Par Cheikh Sidati Hamady

Expert Senior en droits des CDWD , Chercheur associé, analyste, Essayiste .

L’article publié le 30 septembre 2025 sur Rapide Info, intitulé « Traite des êtres humains : Washington salue les avancées de la Mauritanie », présente le pays comme un modèle de progrès dans la lutte contre l’esclavage moderne et la traite des êtres humains. Selon le Commissariat aux droits de l’homme, à l’action humanitaire et aux relations avec la société civile, les réformes juridiques et institutionnelles, la création de tribunaux spécialisés, l’augmentation des allocations du Fonds d’assistance aux victimes et la mise en œuvre du Plan national 2024-2026 témoigneraient d’une volonté politique sincère et d’un engagement réel en faveur de la dignité humaine.

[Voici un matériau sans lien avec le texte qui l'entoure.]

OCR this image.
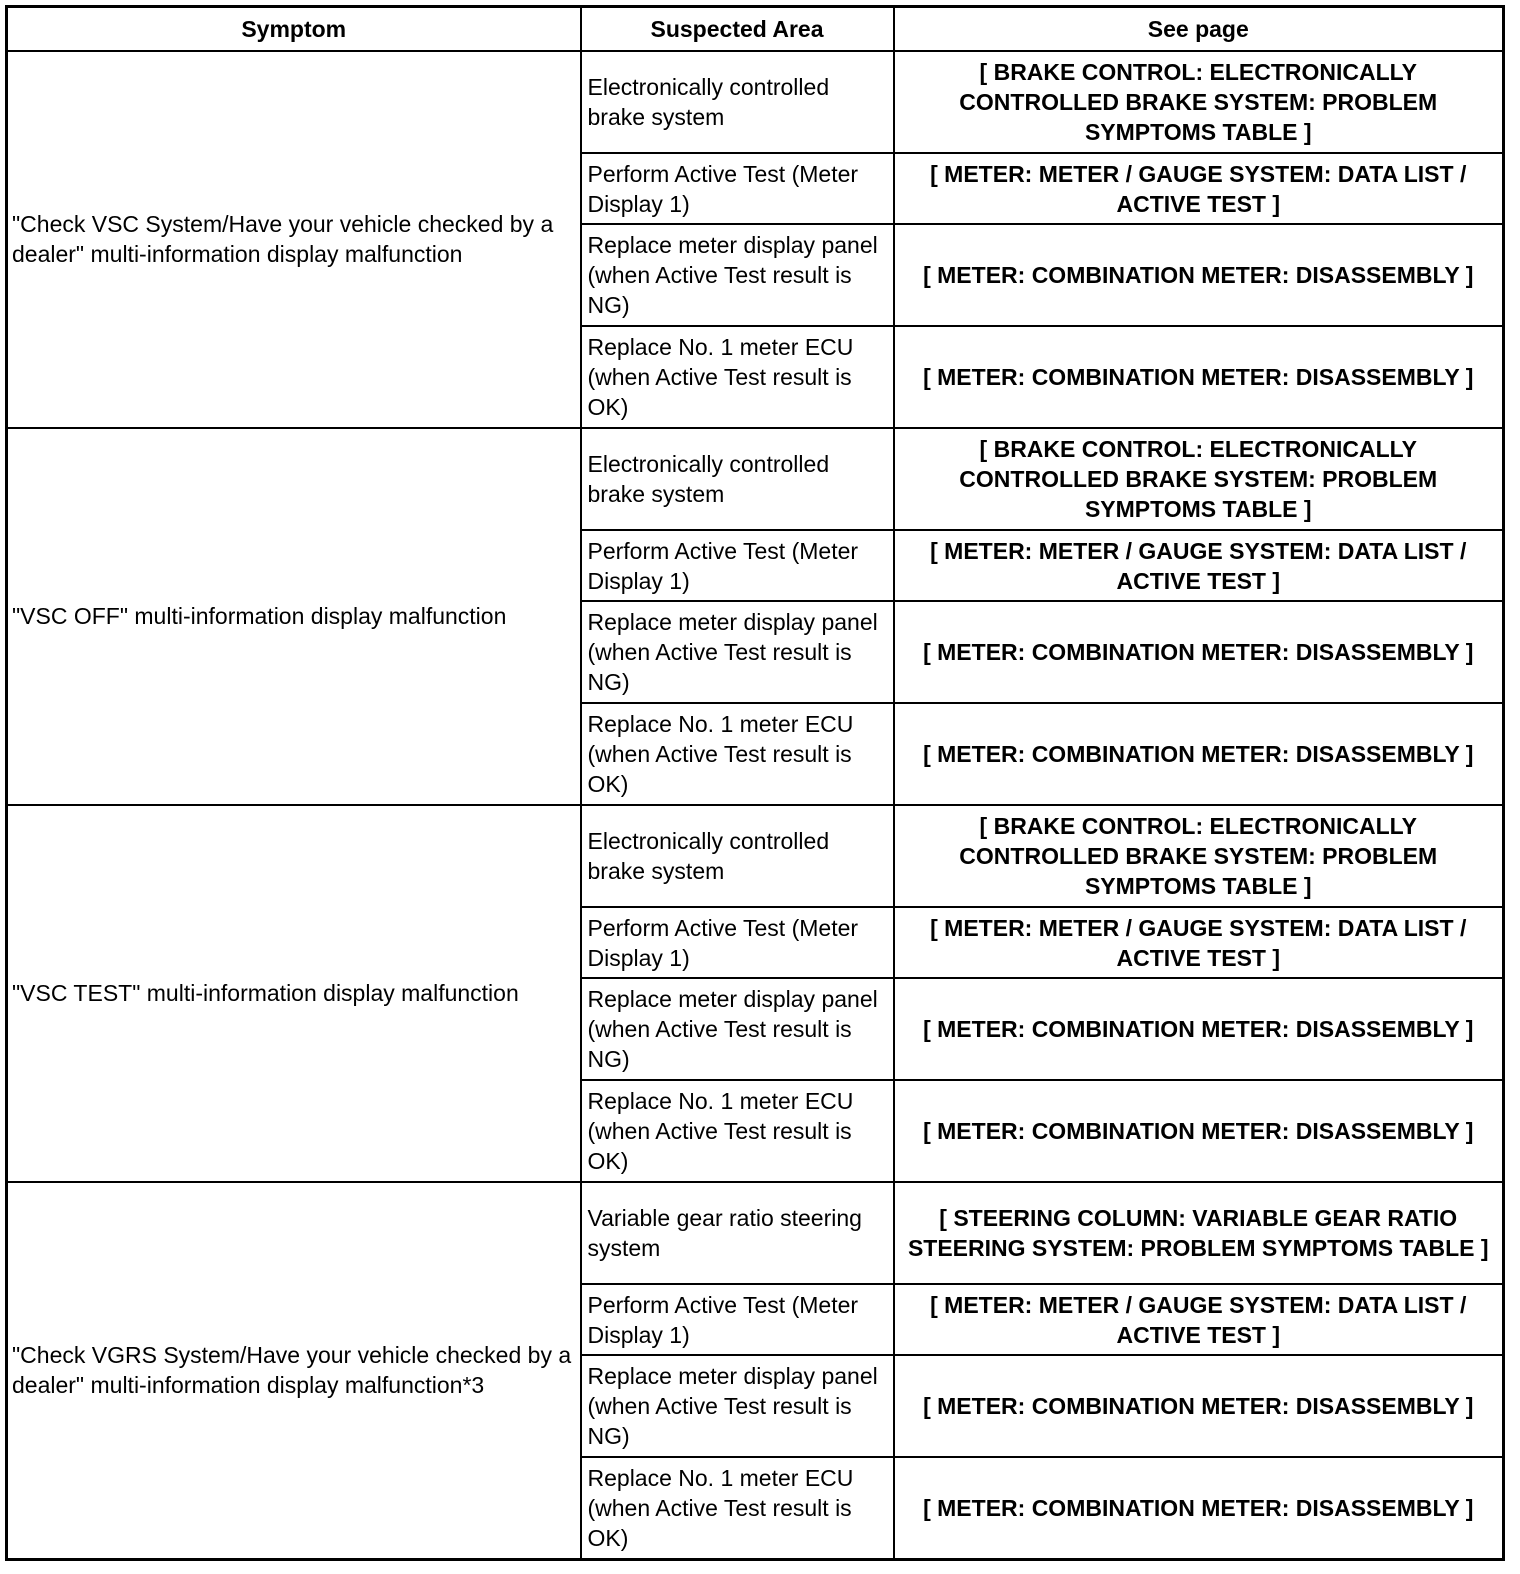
Symptom	Suspected Area	See page
"Check VSC System/Have your vehicle checked by a dealer" multi-information display malfunction	Electronically controlled brake system	[ BRAKE CONTROL: ELECTRONICALLY CONTROLLED BRAKE SYSTEM: PROBLEM SYMPTOMS TABLE ]
	Perform Active Test (Meter Display 1)	[ METER: METER / GAUGE SYSTEM: DATA LIST / ACTIVE TEST ]
	Replace meter display panel (when Active Test result is NG)	[ METER: COMBINATION METER: DISASSEMBLY ]
	Replace No. 1 meter ECU (when Active Test result is OK)	[ METER: COMBINATION METER: DISASSEMBLY ]
"VSC OFF" multi-information display malfunction	Electronically controlled brake system	[ BRAKE CONTROL: ELECTRONICALLY CONTROLLED BRAKE SYSTEM: PROBLEM SYMPTOMS TABLE ]
	Perform Active Test (Meter Display 1)	[ METER: METER / GAUGE SYSTEM: DATA LIST / ACTIVE TEST ]
	Replace meter display panel (when Active Test result is NG)	[ METER: COMBINATION METER: DISASSEMBLY ]
	Replace No. 1 meter ECU (when Active Test result is OK)	[ METER: COMBINATION METER: DISASSEMBLY ]
"VSC TEST" multi-information display malfunction	Electronically controlled brake system	[ BRAKE CONTROL: ELECTRONICALLY CONTROLLED BRAKE SYSTEM: PROBLEM SYMPTOMS TABLE ]
	Perform Active Test (Meter Display 1)	[ METER: METER / GAUGE SYSTEM: DATA LIST / ACTIVE TEST ]
	Replace meter display panel (when Active Test result is NG)	[ METER: COMBINATION METER: DISASSEMBLY ]
	Replace No. 1 meter ECU (when Active Test result is OK)	[ METER: COMBINATION METER: DISASSEMBLY ]
"Check VGRS System/Have your vehicle checked by a dealer" multi-information display malfunction*3	Variable gear ratio steering system	[ STEERING COLUMN: VARIABLE GEAR RATIO STEERING SYSTEM: PROBLEM SYMPTOMS TABLE ]
	Perform Active Test (Meter Display 1)	[ METER: METER / GAUGE SYSTEM: DATA LIST / ACTIVE TEST ]
	Replace meter display panel (when Active Test result is NG)	[ METER: COMBINATION METER: DISASSEMBLY ]
	Replace No. 1 meter ECU (when Active Test result is OK)	[ METER: COMBINATION METER: DISASSEMBLY ]
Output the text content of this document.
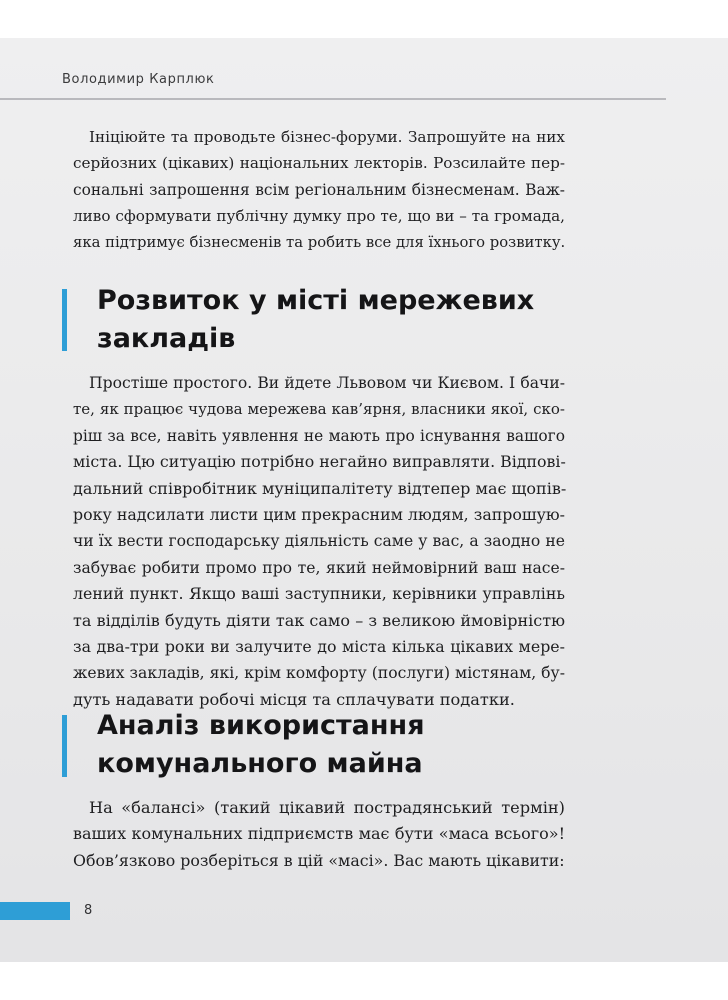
Володимир Карплюк

Ініціюйте та проводьте бізнес-форуми. Запрошуйте на них
серйозних (цікавих) національних лекторів. Розсилайте пер-
сональні запрошення всім регіональним бізнесменам. Важ-
ливо сформувати публічну думку про те, що ви – та громада,
яка підтримує бізнесменів та робить все для їхнього розвитку.

Розвиток у місті мережевих
закладів

Простіше простого. Ви йдете Львовом чи Києвом. І бачи-
те, як працює чудова мережева кав’ярня, власники якої, ско-
ріш за все, навіть уявлення не мають про існування вашого
міста. Цю ситуацію потрібно негайно виправляти. Відпові-
дальний співробітник муніципалітету відтепер має щопів-
року надсилати листи цим прекрасним людям, запрошую-
чи їх вести господарську діяльність саме у вас, а заодно не
забуває робити промо про те, який неймовірний ваш насе-
лений пункт. Якщо ваші заступники, керівники управлінь
та відділів будуть діяти так само – з великою ймовірністю
за два-три роки ви залучите до міста кілька цікавих мере-
жевих закладів, які, крім комфорту (послуги) містянам, бу-
дуть надавати робочі місця та сплачувати податки.

Аналіз використання
комунального майна

На «балансі» (такий цікавий пострадянський термін)
ваших комунальних підприємств має бути «маса всього»!
Обов’язково розберіться в цій «масі». Вас мають цікавити:

8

Pourtant, une lecture attentive des rapports nationaux et internationaux révèle une réalité beaucoup plus contrastée. Loin de refléter un progrès uniforme, les droits humains en Mauritanie restent fragiles, l’accès à la justice pour les victimes demeure limité et l’opacité institutionnelle persiste, affectant particulièrement les Communautés discriminées sur la base du travail et de l’ascendance (CDWD) (U.S. Department of State, 2025; Global Slavery Index, 2023).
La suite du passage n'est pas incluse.